Shares in UK-based semiconductor designer Ensilica tumbled as much as 10 per cent on Tuesday morning after it said a dragging economy has delayed some of its contracts.
During the second half of the year, the AIM-listed company said its mix of business changed “reflecting the slower economy”. This has impacted the start of new supply contracts which are now expected to begin in the first quarter of 2025.
But Ensilica also said it is expecting record revenues of around £25m for the year ended May 2024, up on the £20.5m it reported last year.
The chip company anticipates post-tax profit to rise to £1.9m, up on £1.8m in 2023, while EBITDA for the year is expected to be around £1.8m, compared to £1.6m in the previous year.
It said these results were “buoyed by continued new business momentum, the execution of significant contracts with key customers and a maturing of the supply business model.”

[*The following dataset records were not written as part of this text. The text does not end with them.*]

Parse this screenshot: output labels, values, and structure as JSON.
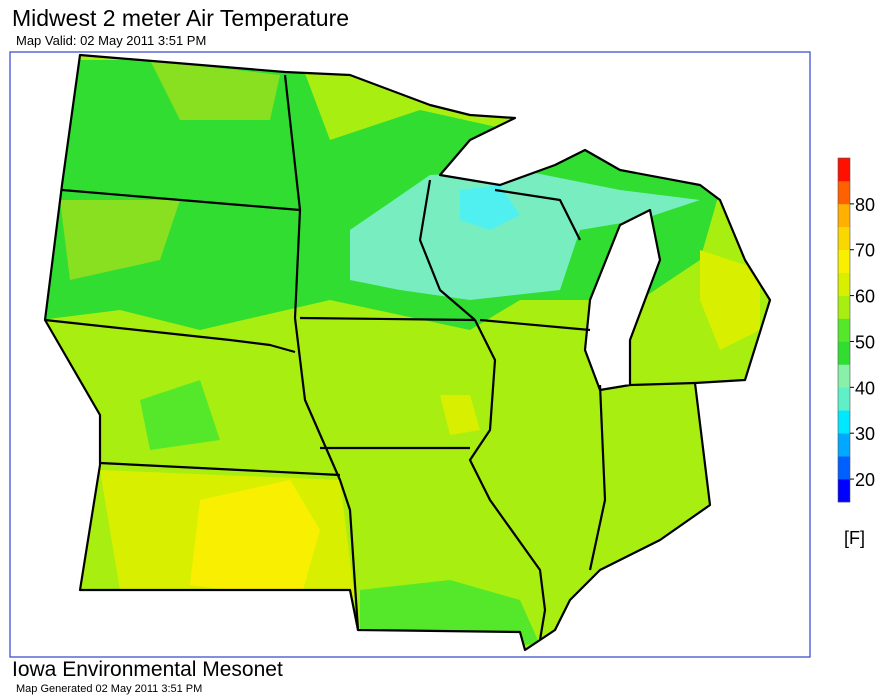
{
  "header": {
    "title": "Midwest 2 meter Air Temperature",
    "subtitle": "Map Valid: 02 May 2011 3:51 PM"
  },
  "colorbar": {
    "range": [
      15,
      90
    ],
    "ticks": [
      20,
      30,
      40,
      50,
      60,
      70,
      80
    ],
    "unit": "[F]",
    "colors": [
      "#0000ff",
      "#0060ff",
      "#00a8ff",
      "#00e8ff",
      "#60f0c8",
      "#88f0a8",
      "#30dd30",
      "#55e82a",
      "#a8ee10",
      "#d8f000",
      "#f8f000",
      "#f8d800",
      "#ffb000",
      "#ff6000",
      "#ff1000"
    ]
  },
  "footer": {
    "org": "Iowa Environmental Mesonet",
    "generated": "Map Generated 02 May 2011 3:51 PM"
  }
}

This included a recent technology win with a major European automotive and industrial semiconductor supplier and a $20m (£16m) supply win for a new US customer.
Oxford-headquartered Ensilica designs and provides custom computer chips to international clients in the automotive, industrial, healthcare and communications markets using a so-called fabless model.
In 2023 it designed three new chips for smartphones and artificial intelligence, which it said will “lead to long-term supply related revenues” within the next nine to 18 months.
The firm announced a strong order book and sales opportunity pipeline, which currently stands at more than $500m (£400m).
At the end of April cash balances were £1.3m and net debt was £2.1m. Ensilica also said its new subsidiary in the US is “progressing well”.
Management is confident the company can deliver revenues in excess of £30m and EBITDA of at least £5m in 2025.